Software testing checks whether a program implementation agrees with a program specification. Without a specification, there is nothing to test. Testing is a form of consistency checking between implementation and specification.
- Automated testing:
- Finds bugs more quickly
- No need to write tests
- if software changes, no need to maintain tests
- Manual testing:
- Efficient test suites
- Potentially better code coverage
- Black-box testing:
- Can work with code that cannot be modified
- Does not need to analyze or study code
- Code can be in any format
- White-box testing:
- Efficient test suite
- Better code coverage
- pre-condition - a predicate assumed to be true before a function executes
- post-condition - a predicate expected to be true after a function executes, whenever a pre-condition holds
Pre and post-conditions are most useful if they are executable and written in the same programming language as the program under test. These conditions are a special case of assertions. Pre and post-conditions don't have to be precise, otherwise they might become more complex than the program under test.
Summarily, we check to see if a pre-condition holds prior to executing a test If not, the test fails. Next we execute the function with the inputs defined by the pre-condition, checking to see if the post-condition is true based upon the output of the function. If we detect deviation from the post-condition, the test fails. Else, the test succeeds and we move onto the next test case.
Code coverage is a metric to quantify the extent to which a program's code is tested by a given test suite. Code coverage is quantified as a percentage of some aspect of the program executed in the tests. Some of the most popular types of code coverage can be found below:
- Function coverage - what percentage of functions were called?
- Statement coverage - what percentage of statements were executed?
- Branch coverage - what percentaged of branches were taken?

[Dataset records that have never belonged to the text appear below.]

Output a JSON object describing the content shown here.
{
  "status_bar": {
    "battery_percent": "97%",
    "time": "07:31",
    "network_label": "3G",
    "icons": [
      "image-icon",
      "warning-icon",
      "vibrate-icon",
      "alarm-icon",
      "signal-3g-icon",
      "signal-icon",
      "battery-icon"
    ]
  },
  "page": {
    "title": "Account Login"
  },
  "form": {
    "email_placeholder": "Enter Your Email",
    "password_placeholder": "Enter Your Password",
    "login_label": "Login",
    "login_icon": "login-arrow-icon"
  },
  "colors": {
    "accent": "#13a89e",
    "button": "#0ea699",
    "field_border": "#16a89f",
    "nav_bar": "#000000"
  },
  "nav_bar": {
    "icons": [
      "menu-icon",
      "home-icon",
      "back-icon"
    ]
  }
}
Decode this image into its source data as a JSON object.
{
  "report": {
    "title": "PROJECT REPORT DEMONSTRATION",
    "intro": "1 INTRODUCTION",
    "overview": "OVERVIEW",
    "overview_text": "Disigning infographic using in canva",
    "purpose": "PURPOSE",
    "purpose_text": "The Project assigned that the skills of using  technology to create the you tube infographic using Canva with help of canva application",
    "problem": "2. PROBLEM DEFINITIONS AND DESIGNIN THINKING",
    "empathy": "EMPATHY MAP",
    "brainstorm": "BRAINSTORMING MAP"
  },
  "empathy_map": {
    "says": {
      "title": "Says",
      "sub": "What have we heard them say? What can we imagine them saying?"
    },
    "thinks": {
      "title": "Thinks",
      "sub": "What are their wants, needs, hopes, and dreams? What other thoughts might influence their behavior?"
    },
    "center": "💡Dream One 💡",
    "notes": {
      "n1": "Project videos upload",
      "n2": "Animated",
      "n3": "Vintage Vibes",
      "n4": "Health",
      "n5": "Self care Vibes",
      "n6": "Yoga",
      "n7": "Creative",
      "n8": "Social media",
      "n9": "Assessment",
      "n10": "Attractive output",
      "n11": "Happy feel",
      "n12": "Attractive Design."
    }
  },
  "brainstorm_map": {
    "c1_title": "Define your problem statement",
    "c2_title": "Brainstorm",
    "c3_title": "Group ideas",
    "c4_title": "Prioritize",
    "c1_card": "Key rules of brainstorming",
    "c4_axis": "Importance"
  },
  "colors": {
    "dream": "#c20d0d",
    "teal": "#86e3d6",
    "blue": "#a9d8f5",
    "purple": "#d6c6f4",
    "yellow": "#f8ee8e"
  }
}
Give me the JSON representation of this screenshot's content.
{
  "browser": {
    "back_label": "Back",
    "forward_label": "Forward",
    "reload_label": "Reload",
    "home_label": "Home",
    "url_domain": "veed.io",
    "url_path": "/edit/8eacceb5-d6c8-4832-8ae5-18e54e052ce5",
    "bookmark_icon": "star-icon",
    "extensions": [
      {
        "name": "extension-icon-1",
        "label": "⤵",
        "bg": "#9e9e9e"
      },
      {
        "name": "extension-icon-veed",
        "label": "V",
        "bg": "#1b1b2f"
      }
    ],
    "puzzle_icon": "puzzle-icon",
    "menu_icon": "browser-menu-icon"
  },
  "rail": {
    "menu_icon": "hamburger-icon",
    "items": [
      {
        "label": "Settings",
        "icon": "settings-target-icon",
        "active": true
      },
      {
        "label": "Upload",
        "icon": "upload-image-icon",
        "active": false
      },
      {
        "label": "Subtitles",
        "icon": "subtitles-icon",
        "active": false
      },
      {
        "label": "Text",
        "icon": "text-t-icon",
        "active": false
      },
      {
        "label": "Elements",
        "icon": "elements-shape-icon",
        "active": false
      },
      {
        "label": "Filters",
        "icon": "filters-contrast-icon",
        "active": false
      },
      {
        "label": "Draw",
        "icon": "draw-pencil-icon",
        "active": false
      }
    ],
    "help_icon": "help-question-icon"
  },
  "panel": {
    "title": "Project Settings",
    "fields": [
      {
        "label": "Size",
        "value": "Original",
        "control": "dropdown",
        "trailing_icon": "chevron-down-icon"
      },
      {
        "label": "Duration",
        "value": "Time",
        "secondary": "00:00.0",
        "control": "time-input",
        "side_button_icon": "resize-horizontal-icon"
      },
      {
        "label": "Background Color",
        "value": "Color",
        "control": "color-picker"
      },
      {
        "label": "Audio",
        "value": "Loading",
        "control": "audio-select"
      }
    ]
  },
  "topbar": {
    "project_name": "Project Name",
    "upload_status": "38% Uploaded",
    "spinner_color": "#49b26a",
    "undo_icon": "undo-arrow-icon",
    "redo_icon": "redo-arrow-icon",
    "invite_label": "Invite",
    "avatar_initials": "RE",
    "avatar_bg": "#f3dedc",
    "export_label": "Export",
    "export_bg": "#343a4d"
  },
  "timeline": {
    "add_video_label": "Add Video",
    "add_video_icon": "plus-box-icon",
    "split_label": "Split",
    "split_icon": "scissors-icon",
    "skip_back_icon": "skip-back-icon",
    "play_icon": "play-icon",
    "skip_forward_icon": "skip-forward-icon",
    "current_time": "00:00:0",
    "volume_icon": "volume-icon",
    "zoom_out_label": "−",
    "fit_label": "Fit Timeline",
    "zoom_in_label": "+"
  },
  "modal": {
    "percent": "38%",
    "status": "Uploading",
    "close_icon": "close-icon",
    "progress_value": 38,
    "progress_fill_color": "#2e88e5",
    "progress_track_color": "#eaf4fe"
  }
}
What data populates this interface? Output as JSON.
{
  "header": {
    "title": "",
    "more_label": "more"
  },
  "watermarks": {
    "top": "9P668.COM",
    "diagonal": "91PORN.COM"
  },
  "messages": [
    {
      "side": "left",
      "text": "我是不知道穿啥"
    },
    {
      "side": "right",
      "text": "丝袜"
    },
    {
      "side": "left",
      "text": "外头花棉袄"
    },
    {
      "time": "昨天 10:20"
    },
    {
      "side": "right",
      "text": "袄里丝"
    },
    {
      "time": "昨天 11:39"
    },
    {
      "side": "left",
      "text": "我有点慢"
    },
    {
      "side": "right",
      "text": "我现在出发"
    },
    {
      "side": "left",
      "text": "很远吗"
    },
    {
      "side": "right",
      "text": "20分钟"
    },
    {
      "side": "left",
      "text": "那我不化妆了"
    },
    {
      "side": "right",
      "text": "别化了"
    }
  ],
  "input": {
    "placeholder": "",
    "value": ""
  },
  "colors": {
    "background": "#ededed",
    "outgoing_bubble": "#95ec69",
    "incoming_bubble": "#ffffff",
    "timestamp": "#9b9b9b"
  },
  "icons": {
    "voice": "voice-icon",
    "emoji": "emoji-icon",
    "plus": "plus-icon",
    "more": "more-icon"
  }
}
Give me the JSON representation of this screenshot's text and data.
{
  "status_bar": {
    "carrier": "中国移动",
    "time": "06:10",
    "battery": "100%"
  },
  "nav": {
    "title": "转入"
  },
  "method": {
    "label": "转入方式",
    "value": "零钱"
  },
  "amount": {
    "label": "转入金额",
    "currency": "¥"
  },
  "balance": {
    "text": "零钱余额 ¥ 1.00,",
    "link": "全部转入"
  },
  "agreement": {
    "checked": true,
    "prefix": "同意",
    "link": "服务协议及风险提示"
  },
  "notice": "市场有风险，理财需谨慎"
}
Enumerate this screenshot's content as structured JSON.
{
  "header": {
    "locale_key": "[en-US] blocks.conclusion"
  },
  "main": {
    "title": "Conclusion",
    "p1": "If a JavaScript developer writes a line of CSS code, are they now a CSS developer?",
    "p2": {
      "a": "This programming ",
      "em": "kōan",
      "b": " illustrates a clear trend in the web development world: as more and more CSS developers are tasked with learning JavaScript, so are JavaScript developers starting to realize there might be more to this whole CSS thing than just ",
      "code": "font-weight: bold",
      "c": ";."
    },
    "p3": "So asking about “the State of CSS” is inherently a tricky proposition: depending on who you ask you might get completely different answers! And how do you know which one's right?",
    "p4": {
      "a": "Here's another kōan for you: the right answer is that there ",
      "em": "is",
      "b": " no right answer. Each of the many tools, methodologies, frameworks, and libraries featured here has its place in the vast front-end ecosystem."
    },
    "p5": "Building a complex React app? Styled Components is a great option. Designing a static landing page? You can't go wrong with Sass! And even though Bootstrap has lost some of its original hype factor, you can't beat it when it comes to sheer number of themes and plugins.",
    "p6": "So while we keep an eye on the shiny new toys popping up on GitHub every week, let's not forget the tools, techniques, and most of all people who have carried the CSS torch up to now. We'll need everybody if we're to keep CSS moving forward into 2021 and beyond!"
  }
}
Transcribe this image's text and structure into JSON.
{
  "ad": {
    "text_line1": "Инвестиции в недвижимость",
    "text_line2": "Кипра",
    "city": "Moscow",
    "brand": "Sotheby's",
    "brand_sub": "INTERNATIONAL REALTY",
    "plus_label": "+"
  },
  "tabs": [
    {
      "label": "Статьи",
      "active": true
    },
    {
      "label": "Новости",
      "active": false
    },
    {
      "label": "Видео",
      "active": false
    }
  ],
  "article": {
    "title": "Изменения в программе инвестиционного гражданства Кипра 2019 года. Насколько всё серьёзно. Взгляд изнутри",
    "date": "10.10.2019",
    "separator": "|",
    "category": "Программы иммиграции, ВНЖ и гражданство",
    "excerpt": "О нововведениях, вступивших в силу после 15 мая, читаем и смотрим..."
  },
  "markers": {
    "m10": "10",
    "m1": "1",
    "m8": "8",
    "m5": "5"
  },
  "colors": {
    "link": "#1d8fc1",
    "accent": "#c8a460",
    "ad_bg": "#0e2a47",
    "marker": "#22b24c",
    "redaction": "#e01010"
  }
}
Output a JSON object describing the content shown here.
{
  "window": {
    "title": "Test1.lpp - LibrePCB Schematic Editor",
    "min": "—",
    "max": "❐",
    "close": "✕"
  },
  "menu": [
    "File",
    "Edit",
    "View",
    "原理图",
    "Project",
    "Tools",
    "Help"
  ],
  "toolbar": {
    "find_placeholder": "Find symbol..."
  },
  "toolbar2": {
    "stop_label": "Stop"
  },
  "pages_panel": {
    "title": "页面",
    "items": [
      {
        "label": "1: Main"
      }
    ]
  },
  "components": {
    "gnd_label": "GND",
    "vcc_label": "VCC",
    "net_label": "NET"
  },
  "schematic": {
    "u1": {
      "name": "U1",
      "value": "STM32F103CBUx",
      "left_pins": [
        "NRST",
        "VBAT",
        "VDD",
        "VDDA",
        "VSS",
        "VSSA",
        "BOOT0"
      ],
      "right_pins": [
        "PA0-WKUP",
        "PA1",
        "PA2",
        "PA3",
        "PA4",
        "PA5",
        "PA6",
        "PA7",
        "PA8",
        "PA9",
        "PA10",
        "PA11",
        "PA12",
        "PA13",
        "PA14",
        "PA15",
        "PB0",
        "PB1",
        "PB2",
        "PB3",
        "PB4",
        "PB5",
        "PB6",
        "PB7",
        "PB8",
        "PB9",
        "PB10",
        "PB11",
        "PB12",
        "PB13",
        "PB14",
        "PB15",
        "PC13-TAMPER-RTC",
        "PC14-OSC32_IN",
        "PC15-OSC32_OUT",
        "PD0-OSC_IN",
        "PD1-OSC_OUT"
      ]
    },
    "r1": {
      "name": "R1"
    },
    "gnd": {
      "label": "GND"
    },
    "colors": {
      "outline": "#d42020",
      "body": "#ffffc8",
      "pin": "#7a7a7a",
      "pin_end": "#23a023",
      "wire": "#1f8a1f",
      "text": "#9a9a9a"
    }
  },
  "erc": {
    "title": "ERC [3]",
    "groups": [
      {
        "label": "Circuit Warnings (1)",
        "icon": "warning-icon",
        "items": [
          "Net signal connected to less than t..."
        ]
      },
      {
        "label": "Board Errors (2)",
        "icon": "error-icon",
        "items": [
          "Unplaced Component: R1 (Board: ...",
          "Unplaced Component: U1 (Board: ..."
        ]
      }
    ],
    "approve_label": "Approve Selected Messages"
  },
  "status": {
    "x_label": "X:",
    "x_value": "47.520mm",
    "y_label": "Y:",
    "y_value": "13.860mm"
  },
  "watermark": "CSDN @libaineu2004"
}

Mutation analysis is founded on the "competent programmer assumption" - the program is close to right to begin with and the existing bugs are minor. The key idea behind mutation analysis is to test mutants of the program to determine if the test suite is good. If the test suite is good, mutants should fail the tests because their code is incorrectly mutated. If a test suite is unsound, it will accept mutants - we must continue to add test cases to the test suite to distinguish mutants from the original program.